Step 2 would be strip all the things you don’t need.
Step 3 would be to modify the patch data structure and the UI to suit your needs.
Step 4 would be to rework the voicecard code.
It’s tough and almost as complicated as writing a new synth from scratch.
In fact writing an new Firmware from scratch looks easier……
Personally I’d start on Shruthi-1 first, simpler architecture.
I know that only the “strings” py-file will be generated but did not want to go into that details
@Veqtor: It’s like Olivier said: similiar to write a new synth from scratch.
My advice: get familiar with what you already got and make good use of it. If you definitely want to start changing the code, start with small things like implementing a new waveform, modify the speed range of an lfo, extend the modmatrix etc. Even this will need a good portion of your time.
Oh right, that guy is my project manager at work.

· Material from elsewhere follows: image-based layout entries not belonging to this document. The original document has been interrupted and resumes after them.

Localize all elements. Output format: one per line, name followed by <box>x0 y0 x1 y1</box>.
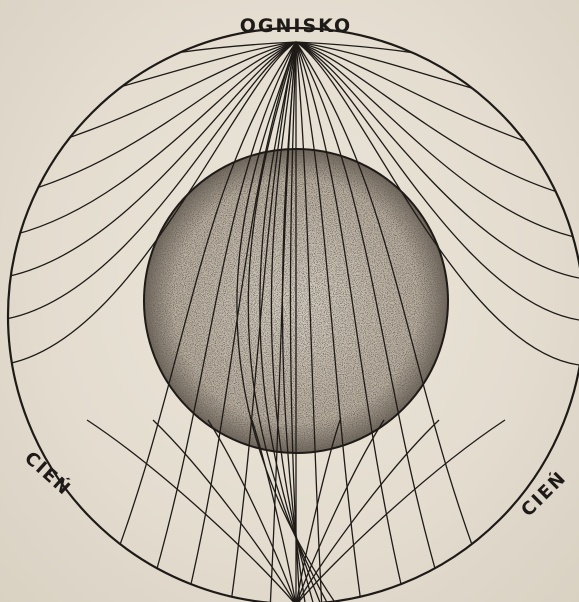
focus-label: OGNISKO <box>240 15 352 37</box>
shadow-label-left: CIEŃ <box>20 447 76 500</box>
shadow-label-right-group: CIEŃ <box>516 466 571 521</box>
field-line-outer-left <box>0 42 296 120</box>
field-line-outer-left <box>0 42 296 158</box>
field-line-outer-left <box>0 42 296 90</box>
field-line-outer-right <box>296 42 579 120</box>
field-line-outer-right <box>296 42 579 158</box>
shadow-label-right: CIEŃ <box>516 466 571 521</box>
shadow-label-left-group: CIEŃ <box>20 447 76 500</box>
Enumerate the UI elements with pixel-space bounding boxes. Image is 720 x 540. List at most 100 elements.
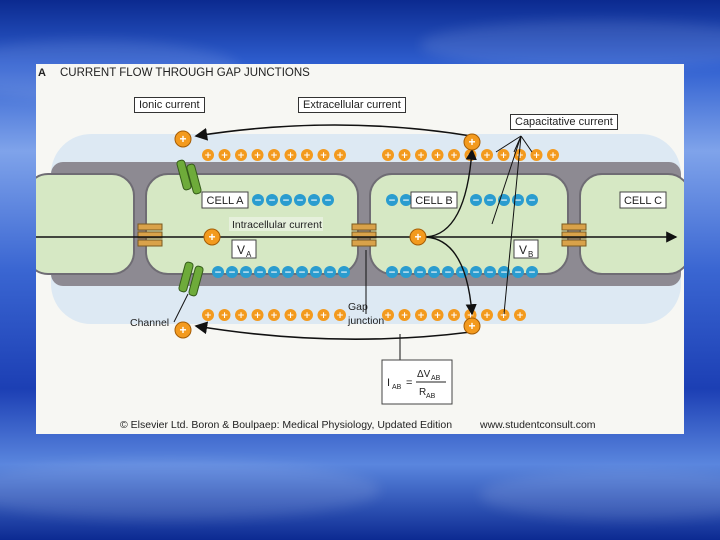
minus-charge: − bbox=[212, 266, 224, 278]
extracellular-current-arrow-bottom bbox=[194, 321, 472, 341]
plus-charge: + bbox=[415, 149, 427, 161]
cell-a-label: CELL A bbox=[207, 195, 245, 207]
svg-text:−: − bbox=[528, 196, 536, 206]
svg-text:AB: AB bbox=[431, 375, 441, 382]
minus-charge: − bbox=[294, 194, 306, 206]
plus-charge: + bbox=[268, 149, 280, 161]
minus-charge: − bbox=[268, 266, 280, 278]
svg-text:−: − bbox=[514, 196, 522, 206]
capacitative-current-arrow-up bbox=[425, 148, 477, 238]
minus-charge: − bbox=[308, 194, 320, 206]
svg-text:−: − bbox=[228, 268, 236, 278]
svg-text:+: + bbox=[270, 151, 278, 161]
svg-text:+: + bbox=[516, 151, 524, 161]
svg-text:+: + bbox=[450, 151, 458, 161]
plus-charge: + bbox=[235, 149, 247, 161]
plus-charge: + bbox=[218, 309, 231, 321]
svg-text:−: − bbox=[214, 268, 222, 278]
svg-text:+: + bbox=[208, 230, 215, 244]
svg-text:−: − bbox=[282, 196, 290, 206]
cell-b bbox=[369, 173, 569, 275]
ion-channel-bottom bbox=[178, 261, 204, 297]
svg-text:+: + bbox=[320, 151, 328, 161]
svg-text:ΔV: ΔV bbox=[417, 369, 431, 380]
large-charge-3: + bbox=[203, 228, 221, 246]
svg-text:−: − bbox=[458, 268, 466, 278]
cell-c bbox=[579, 173, 684, 275]
plus-charge: + bbox=[448, 309, 460, 321]
minus-charge: − bbox=[310, 266, 322, 278]
svg-text:−: − bbox=[472, 196, 480, 206]
svg-text:+: + bbox=[500, 151, 508, 161]
minus-charge: − bbox=[470, 194, 482, 206]
large-charge-4: + bbox=[409, 228, 427, 246]
plus-charge: + bbox=[382, 149, 394, 161]
gap-junction-middle bbox=[351, 223, 377, 247]
gap-junction-right bbox=[561, 223, 587, 247]
figure-title: CURRENT FLOW THROUGH GAP JUNCTIONS bbox=[60, 67, 310, 79]
plus-charge: + bbox=[334, 309, 346, 321]
svg-text:+: + bbox=[384, 311, 392, 321]
svg-text:AB: AB bbox=[426, 393, 436, 400]
svg-text:−: − bbox=[500, 268, 508, 278]
plus-charge: + bbox=[398, 149, 411, 161]
plus-charge: + bbox=[382, 309, 394, 321]
plus-charge: + bbox=[514, 149, 526, 161]
voltage-b-label: V B bbox=[513, 239, 539, 259]
plus-charge: + bbox=[431, 309, 444, 321]
svg-text:−: − bbox=[486, 268, 494, 278]
svg-text:+: + bbox=[533, 151, 541, 161]
large-charge-1: + bbox=[174, 130, 192, 148]
svg-text:A: A bbox=[246, 250, 252, 259]
svg-text:+: + bbox=[204, 151, 212, 161]
minus-charge: − bbox=[226, 266, 238, 278]
svg-text:+: + bbox=[270, 311, 278, 321]
cell-b-label-box bbox=[410, 191, 458, 209]
minus-charge: − bbox=[296, 266, 308, 278]
svg-text:+: + bbox=[254, 151, 262, 161]
svg-text:−: − bbox=[312, 268, 320, 278]
plus-charge: + bbox=[448, 149, 460, 161]
minus-charge: − bbox=[324, 266, 336, 278]
minus-charge: − bbox=[428, 266, 440, 278]
svg-text:+: + bbox=[237, 151, 245, 161]
junction-label: junction bbox=[347, 315, 384, 327]
extracellular-current-label: Extracellular current bbox=[298, 97, 406, 113]
svg-text:−: − bbox=[388, 268, 396, 278]
svg-text:+: + bbox=[336, 311, 344, 321]
svg-text:+: + bbox=[516, 311, 524, 321]
svg-text:−: − bbox=[430, 268, 438, 278]
cell-c-label-box bbox=[619, 191, 667, 209]
svg-text:−: − bbox=[256, 268, 264, 278]
gap-junction-diagram: A CURRENT FLOW THROUGH GAP JUNCTIONS + + +… bbox=[36, 67, 684, 431]
svg-text:−: − bbox=[444, 268, 452, 278]
svg-text:+: + bbox=[483, 151, 491, 161]
svg-text:−: − bbox=[254, 196, 262, 206]
plus-charge: + bbox=[301, 149, 313, 161]
minus-charge: − bbox=[498, 266, 510, 278]
svg-text:−: − bbox=[268, 196, 276, 206]
minus-charge: − bbox=[484, 266, 496, 278]
svg-text:−: − bbox=[284, 268, 292, 278]
minus-charge: − bbox=[442, 266, 454, 278]
svg-text:+: + bbox=[500, 311, 508, 321]
minus-charge: − bbox=[252, 194, 264, 206]
minus-charge: − bbox=[240, 266, 252, 278]
svg-text:−: − bbox=[528, 268, 536, 278]
minus-charge: − bbox=[484, 194, 496, 206]
plus-charge: + bbox=[497, 309, 510, 321]
svg-text:+: + bbox=[237, 311, 245, 321]
panel-letter: A bbox=[38, 67, 46, 79]
svg-text:+: + bbox=[179, 323, 186, 337]
minus-charge: − bbox=[280, 194, 292, 206]
plus-charge: + bbox=[497, 149, 510, 161]
svg-text:+: + bbox=[303, 311, 311, 321]
minus-charge: − bbox=[526, 194, 538, 206]
plus-charge: + bbox=[301, 309, 313, 321]
channel-pointer bbox=[173, 293, 189, 323]
plus-charge: + bbox=[317, 149, 330, 161]
svg-text:+: + bbox=[384, 151, 392, 161]
svg-text:I: I bbox=[387, 377, 390, 389]
minus-charge: − bbox=[386, 194, 398, 206]
svg-text:−: − bbox=[298, 268, 306, 278]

pichenettes Thanks for the information! It's roughly what I expected. I know it's a lot of work. But still, with the great stuff that's already there it still saves me a lot of work. I had been toying with the idea of developing something roughly similar to ambika but given that so much is already in place, the hardware is there etc, I feel like it would be much faster to base it upon your code.Mr_Roboto
don’t worry, I have a lot of experience writing synths!
check this out: https://play.google.com/store/apps/details?id=com.yellofier
Yes, it’s a PITA making a synth work well on android. doing something like this is leisure, especially with all the boring parts, midi, storage, ui, etc already implemented.
If this can bring comfort to your soul, at least you’ll get a very predictable 1ms latency.